Akdeniz was able to eventually save up enough money to get his own place, and in 2009, he even opened his own pizzeria — Hakki Pizza — on the Lower East Side. But, times were tough in the city, and the place didn’t make enough money for Akdeniz to pay rent for both his storefront and apartment.
So he let go of his home and slept on the floor of the pizzeria.
“I was in the store at night by myself. An employee would lock me in when we closed and unlock the door the next morning,” Akdeniz said. “I slept next to the oven and turned it on at night to keep warm. I could have gotten burned or started a fire, but I didn’t have many choices.”
Within a year, his luck began to turn.
Akdeniz made a name for himself by competing in the 2010 Las Vegas’ World Pizza Championship, winning awards — and international publicity — for his remarkable dough spinning tricks.
“My signature move was setting dough on fire and spinning it over my head. I remember it started burning my left hand but I couldn’t stop. I tried to win at this competition for years and never did well,” he said.
“When I finally won, that saved my life. I was on the cover of a magazine and everyone knew who I was. People from all over were coming into my shop now.”
The suddenly robust business quickly expanded to another store, then another and so on to the point that he owned a full-fledged chain across New York City. During the thrill of growth, Akdeniz decided to rebrand the biz as Champion Pizza — a tribute to the title he won in Vegas.
“I changed it because that became my nickname. People would say, ‘It’s the champ!’ when they saw me, so I had to make it the store name,” Akdeniz said.
Along with financial success came Akdeniz’s celebrity status.
Besides the massive Instagram following, Akdeniz has practically wallpapered stores with photos taken with A-Listers like savvy businesswoman Barbara Corcoran of Shark Tank and Neil Patrick Harris.
Customers local and foreign are quick to pose in front of the photo wall.
Akdeniz says he is appreciative, and humbled to have found such a following, but he’s never forgotten where he came from.
On a weekly basis, he brings pizza to shelters and locations such as Bowery Mission and makes many financial contributions to the cause as well.
He’s even done a TED Talk at Rutgers about his life story, inspiring many to do such outreach.
“I know that feeling.
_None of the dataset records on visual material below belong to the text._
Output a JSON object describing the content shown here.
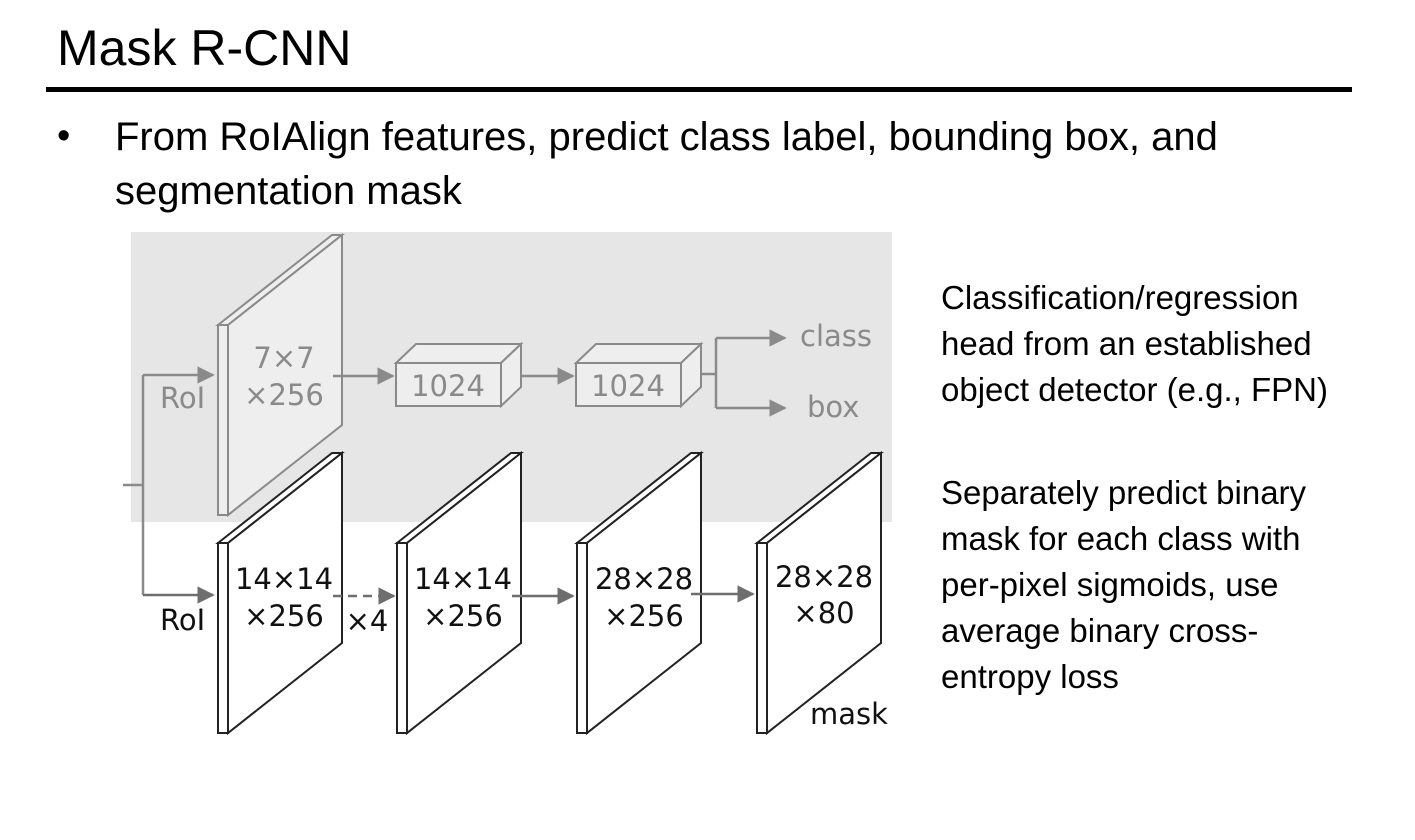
{
  "slide": {
    "title": "Mask R-CNN",
    "bullet_marker": "•",
    "bullet_text": "From RoIAlign features, predict class label, bounding box, and segmentation mask"
  },
  "diagram": {
    "head_top": {
      "roi_label": "RoI",
      "feature_map_line1": "7×7",
      "feature_map_line2": "×256",
      "fc1_label": "1024",
      "fc2_label": "1024",
      "class_output": "class",
      "box_output": "box"
    },
    "head_mask": {
      "roi_label": "RoI",
      "map1_line1": "14×14",
      "map1_line2": "×256",
      "repeat_label": "×4",
      "map2_line1": "14×14",
      "map2_line2": "×256",
      "map3_line1": "28×28",
      "map3_line2": "×256",
      "map4_line1": "28×28",
      "map4_line2": "×80",
      "mask_output": "mask"
    },
    "colors": {
      "shaded_region": "#e6e6e6",
      "gray_stroke": "#8a8a8a",
      "black_stroke": "#222222"
    }
  },
  "notes": {
    "classification_head": "Classification/regression\nhead from an established\nobject detector (e.g., FPN)",
    "mask_head": "Separately predict binary\nmask for each class with\nper-pixel sigmoids, use\naverage binary cross-\nentropy loss"
  }
}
I know what it’s like to have nobody, nothing, to be scared and alone in a place you don’t know, forgotten and invisible,” he said. “We all have the obligation to do more.”
Akdeniz is too busy with work, a happy marriage and two children to dwell on his difficult past. He’s even reconciled with the man who was supposed to pick him up that fateful day all those years ago.
“Life is beautiful and I’m so fortunate. If I got picked up from the bus terminal in 2001 then my life wouldn’t be so incredible,” he said. “I’m lucky, I’m happy, I’m Hakki.”